The traditional manner for examining interactions is relying on measures of variable importance. However, these measures don’t provide insights into second or third order interactions. Identifying these interactions are important in building better models, especially when finding features to use within linear models.
In this post, I show how to find higher order interactions using XGBoost Feature Interactions & Importance. This tool has been available for a while, but outside of kagglers, it has received relatively little attention.
As a starting point, I used the Ice Cream dataset to illustrate using xgbfi. This walkthrough is in R, but python instructions are also available at the repo. I am going to break the code into three sections, the initial build of the model, exporting the files necessary for xgbfi, and running xgbi.
Building the model
Lets start by loading the data:
library(xgboost)
library(Ecdat)
data(Icecream)
train.data <- data.matrix(Icecream[,-1])
The next step is running xgboost:
bst <- xgboost(data = train.data, label = Icecream$cons, max.depth = 3, eta = 1, nthread = 2, nround = 2, objective = "reg:linear")
To better understand how the model is working, lets go ahead and look at the trees:
xgb.plot.tree(feature_names = names((Icecream[,-1])), model = bst)
The results here line up with our intution. Hot days seems to be the biggest variable by just eyeing the plot. This lines up with the results of a variable importance calculation:
> xgb.importance(colnames(train.data, do.NULL = TRUE, prefix = "col"), model = bst)
Feature Gain Cover Frequency
1: temp 0.75047187 0.66896552 0.4444444
2: income 0.18846270 0.27586207 0.4444444
3: price 0.06106542 0.05517241 0.1111111
All of this should be very familiar to anyone who has used decision trees for modeling. But what are the second order interactions? Third order interactions? Can you rank them?
Exporting the tree
The next step involves saving the tree and moving it outside of R so xgbfi can parse the tree. The code below will help to create two files that are needed:xgb.dump
and fmap.text
.
featureList <- names(Icecream[,-1])
featureVector <- c()
for (i in 1:length(featureList)) {
featureVector[i] <- paste(i-1, featureList[i], "q", sep="\t")
}
write.table(featureVector, "fmap.txt", row.names=FALSE, quote = FALSE, col.names = FALSE)
xgb.dump(model = bst, fname = 'xgb.dump', fmap = "fmap.txt", with.stats = TRUE)
Running xgbfi
The first step is to clone the xgbfi repository onto your computer. Then copy the files xgb.dump
and fmap.text
to the bin directory.
Go to your terminal or command line and run: XgbFeatureInteractions.exe
application. On a mac, download mono and then run the command: mono XgbFeatureInteractions.exe
. There is also a XgbFeatureInteractions.exe.config
file that contains configuration settings in the bin directory.
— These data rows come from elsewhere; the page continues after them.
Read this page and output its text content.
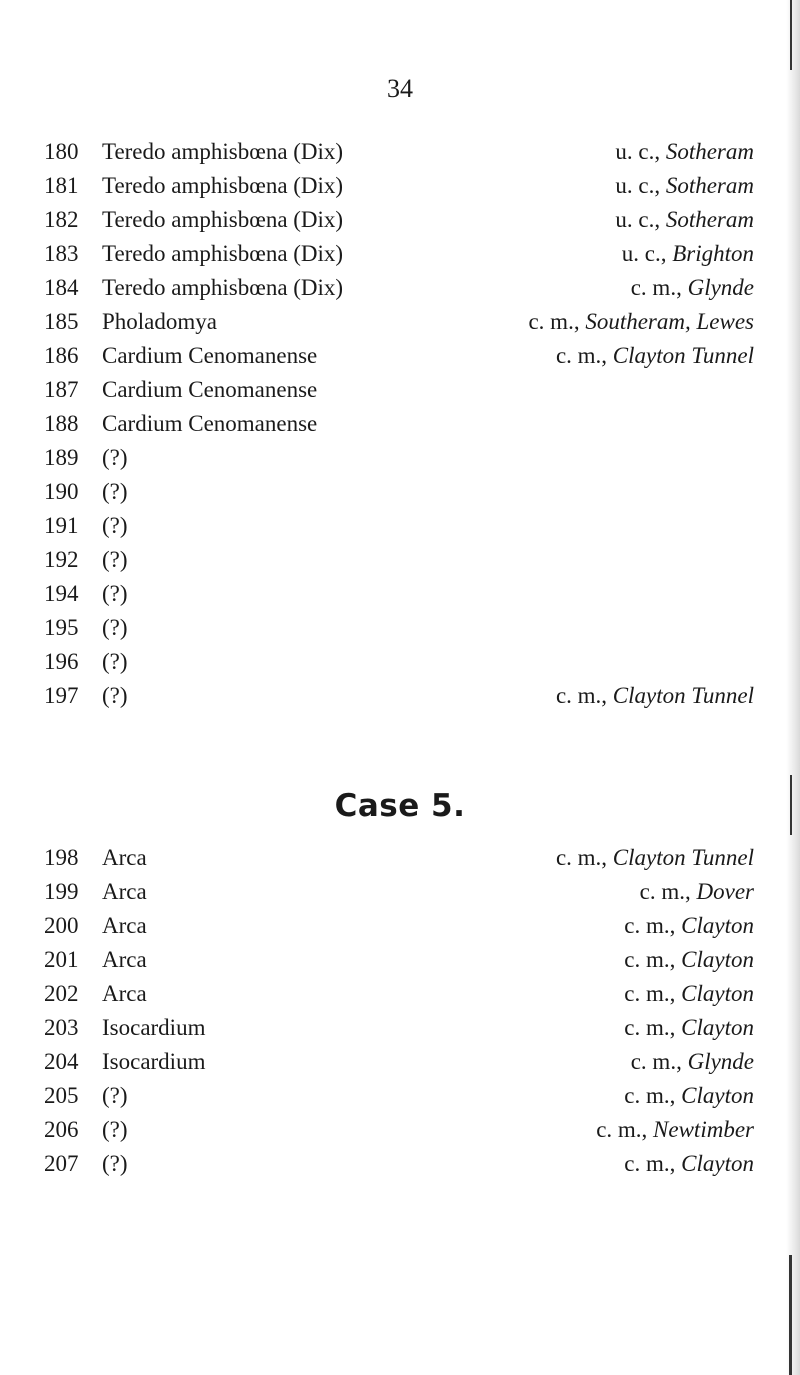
34
180	Teredo amphisbœna (Dix)	u. c., Sotheram
181	Teredo amphisbœna (Dix)	u. c., Sotheram
182	Teredo amphisbœna (Dix)	u. c., Sotheram
183	Teredo amphisbœna (Dix)	u. c., Brighton
184	Teredo amphisbœna (Dix)	c. m., Glynde
185	Pholadomya	c. m., Southeram, Lewes
186	Cardium Cenomanense	c. m., Clayton Tunnel
187	Cardium Cenomanense
188	Cardium Cenomanense
189	(?)
190	(?)
191	(?)
192	(?)
194	(?)
195	(?)
196	(?)
197	(?)	c. m., Clayton Tunnel
Case 5.
198	Arca	c. m., Clayton Tunnel
199	Arca	c. m., Dover
200	Arca	c. m., Clayton
201	Arca	c. m., Clayton
202	Arca	c. m., Clayton
203	Isocardium	c. m., Clayton
204	Isocardium	c. m., Glynde
205	(?)	c. m., Clayton
206	(?)	c. m., Newtimber
207	(?)	c. m., Clayton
After the application runs, it will write out an excel spreadsheet titled: XgbFeatureInteractions.xlsx
. This spreadsheet has the good stuff! Open up the spreadsheet and you should see:
This tab of the spreadsheet shows the first order interactions. These results are similar to what variable importance showed. The good stuff is when you click on the tab for Interaction Depth 1 or Interaction Depth 2.
It is now possible to rank the higher order interactions. With the simple dataset, you can see that the results out of xgbfi match what is happening in the tree. The real value of this tool is for much larger datasets, where its difficult to examine the trees for the interactions.